How to stop breastfeeding
Here are some tips for how to stop breastfeeding.
Before you decide to stop, please ask yourself what the hurry is and check out stopping breastfeeding to make sure you really want to do so.
Once you stop, you can’t go back. This is especially important to consider if your baby is under 6 months old. What happens if it turns out baby is allergic to formula? You likely won’t know until baby has been completely weaned from the breast since breastmilk contains enzymes to help break down both breastmilk and bottle milk. Therefore, it is only after you have completely stopped breastfeeding and your breastmilk has dried up that you will learn you have a problem. You need to think carefully before you decide it is time to learn how to stop breastfeeding
Ok, so you have decided to stop breastfeeding. Plan to spend at least a month weaning your baby. Spending a couple months is even better. Also, I’m going to assume your baby is over a year old and is already eating solids. This is a natural parenting site and we believe strongly that all babies should be nursed for at least the first year of life.
Eliminate one nursing at a time and give your baby at least a week to adjust between eliminations. Give yourself time to adjust too. Remember, just because you know how to stop breastfeeding doesn’t mean you have to actually do it.
If you are working and pumping, stop pumping and have whoever is looking after baby substitute additional food or cow’s milk (raw preferable, non-homogenized organic at the very least) during the day.

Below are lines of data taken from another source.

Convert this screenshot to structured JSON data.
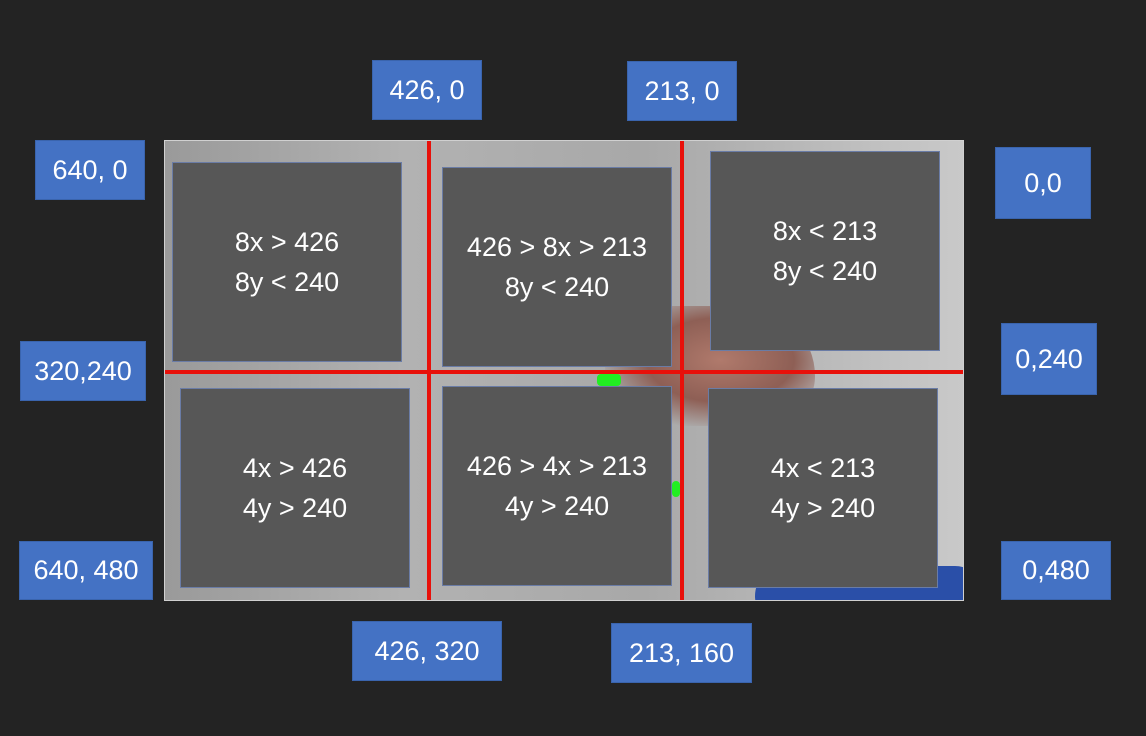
{
  "corner_labels": {
    "top_426": "426, 0",
    "top_213": "213, 0",
    "top_left": "640, 0",
    "top_right": "0,0",
    "mid_left": "320,240",
    "mid_right": "0,240",
    "bottom_left": "640, 480",
    "bottom_right": "0,480",
    "bottom_426": "426, 320",
    "bottom_213": "213, 160"
  },
  "cells": {
    "top_left": {
      "line1": "8x > 426",
      "line2": "8y < 240"
    },
    "top_middle": {
      "line1": "426 > 8x > 213",
      "line2": "8y < 240"
    },
    "top_right": {
      "line1": "8x < 213",
      "line2": "8y < 240"
    },
    "bottom_left": {
      "line1": "4x > 426",
      "line2": "4y > 240"
    },
    "bottom_middle": {
      "line1": "426 > 4x > 213",
      "line2": "4y > 240"
    },
    "bottom_right": {
      "line1": "4x < 213",
      "line2": "4y > 240"
    }
  },
  "colors": {
    "label_bg": "#4472c4",
    "cell_bg": "#575757",
    "grid_line": "#e8100a",
    "marker": "#22ee22"
  }
}
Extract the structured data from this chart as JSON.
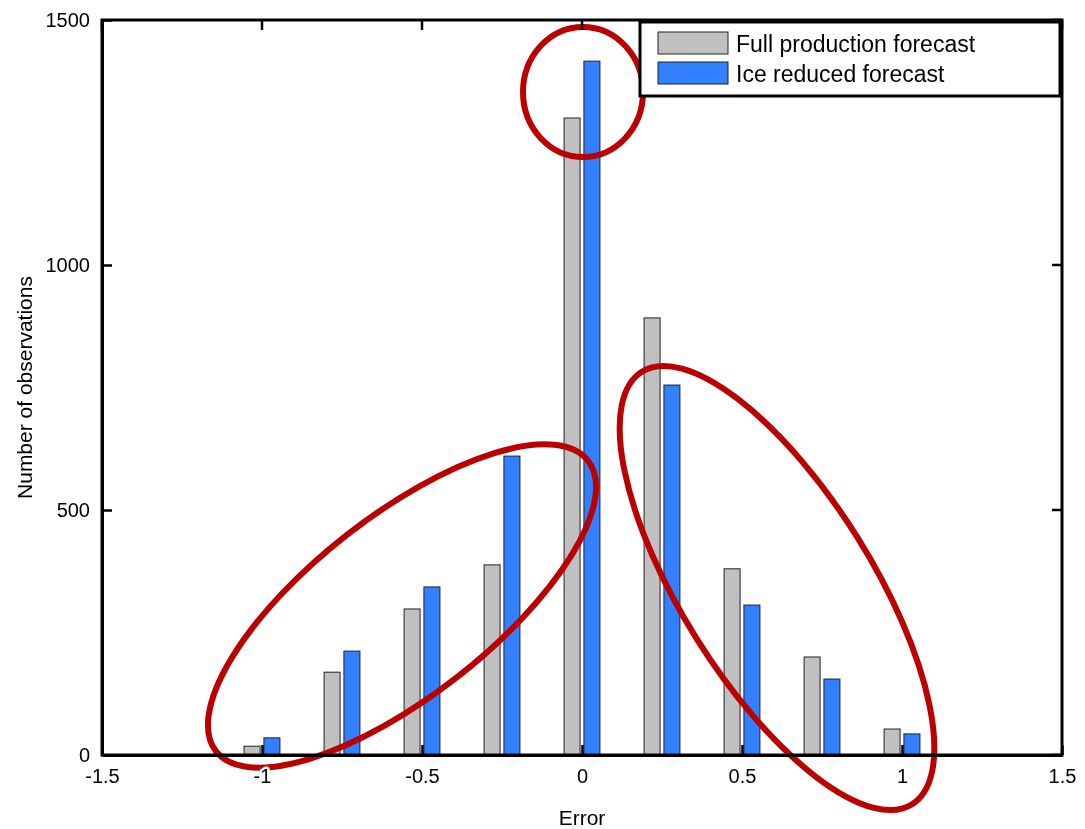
{
  "chart_data": {
    "type": "bar",
    "xlabel": "Error",
    "ylabel": "Number of observations",
    "x": [
      -1,
      -0.75,
      -0.5,
      -0.25,
      0,
      0.25,
      0.5,
      0.75,
      1
    ],
    "series": [
      {
        "name": "Full production forecast",
        "color": "#c0c0c0",
        "values": [
          18,
          169,
          298,
          388,
          1300,
          892,
          380,
          200,
          53
        ]
      },
      {
        "name": "Ice reduced forecast",
        "color": "#3380ff",
        "values": [
          35,
          212,
          343,
          610,
          1416,
          755,
          306,
          155,
          43
        ]
      }
    ],
    "xlim": [
      -1.5,
      1.5
    ],
    "xticks": [
      -1.5,
      -1,
      -0.5,
      0,
      0.5,
      1,
      1.5
    ],
    "ylim": [
      0,
      1500
    ],
    "yticks": [
      0,
      500,
      1000,
      1500
    ],
    "legend": "top right",
    "grid": false
  }
}
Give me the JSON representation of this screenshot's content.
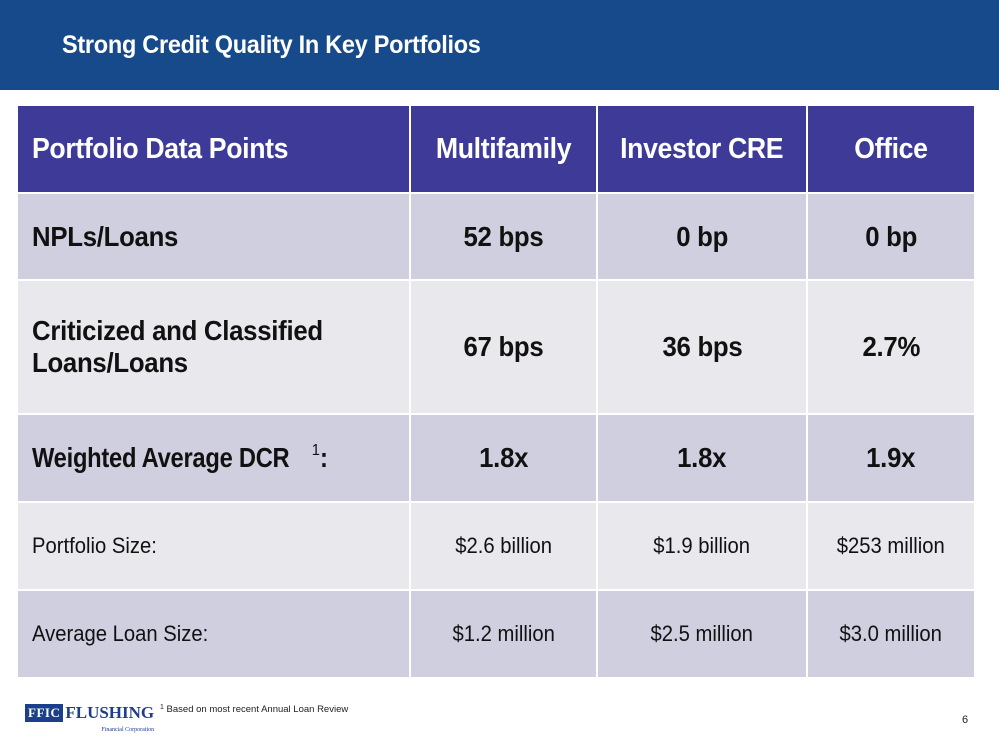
{
  "title": "Strong Credit Quality In Key Portfolios",
  "table": {
    "headers": [
      "Portfolio Data Points",
      "Multifamily",
      "Investor CRE",
      "Office"
    ],
    "rows": [
      {
        "label": "NPLs/Loans",
        "values": [
          "52 bps",
          "0 bp",
          "0 bp"
        ]
      },
      {
        "label_line1": "Criticized and Classified",
        "label_line2": "Loans/Loans",
        "values": [
          "67 bps",
          "36 bps",
          "2.7%"
        ]
      },
      {
        "label": "Weighted Average DCR",
        "sup": "1",
        "colon": ":",
        "values": [
          "1.8x",
          "1.8x",
          "1.9x"
        ]
      },
      {
        "label": "Portfolio Size:",
        "values": [
          "$2.6 billion",
          "$1.9 billion",
          "$253 million"
        ]
      },
      {
        "label": "Average Loan Size:",
        "values": [
          "$1.2 million",
          "$2.5 million",
          "$3.0 million"
        ]
      }
    ]
  },
  "footer": {
    "logo_box": "FFIC",
    "logo_text": "FLUSHING",
    "logo_sub": "Financial Corporation",
    "footnote_mark": "1",
    "footnote": "Based on most recent Annual Loan Review",
    "page_number": "6"
  },
  "colors": {
    "title_bar": "#174a8b",
    "header_row": "#3d3b97",
    "row_dark": "#cfcfdf",
    "row_light": "#e8e8ed"
  }
}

After your baby has had time to adjust to this, see what happens to your milk supply. Some women are able to keep their milk production up even when they are nursing/pumping less than 6 times a day. If you are still nursing baby before you go to bed (we call this a “dream feed” because baby doesn’t really wake up), then many women find that they can continue to nurse until baby weans on his/her own. If you have given up the hassle of pumping, you may find that you are happy to continue nursing for another year. Remember, baby’s immune system matures over the first two years of life. Your breastmilk will provide important immune factors during that entire time. Just because you know how to stop breastfeeding doesn’t mean you have to actually do it.
If you still want to stop, then cut out any middle of the night feedings. If baby wakes up, encourage her to go back to sleep without nursing. You may need to have daddy help with this since babies associate mommy with nursing.
Again, give baby a month to adjust and see how your milk production is affected. At this point, your milk supply will naturally diminish. Even if you keep a first thing in the morning nursing as well as a first thing when you get home from work nursing, you can expect that baby won’t be getting much milk after a month or so. As your milk supply diminishes, supplement each nursing with organic raw cow’s milk (or organic non-homogenized whole milk). Eventually, baby will forgo nursing (since there is no milk) and just expect the cow’s milk.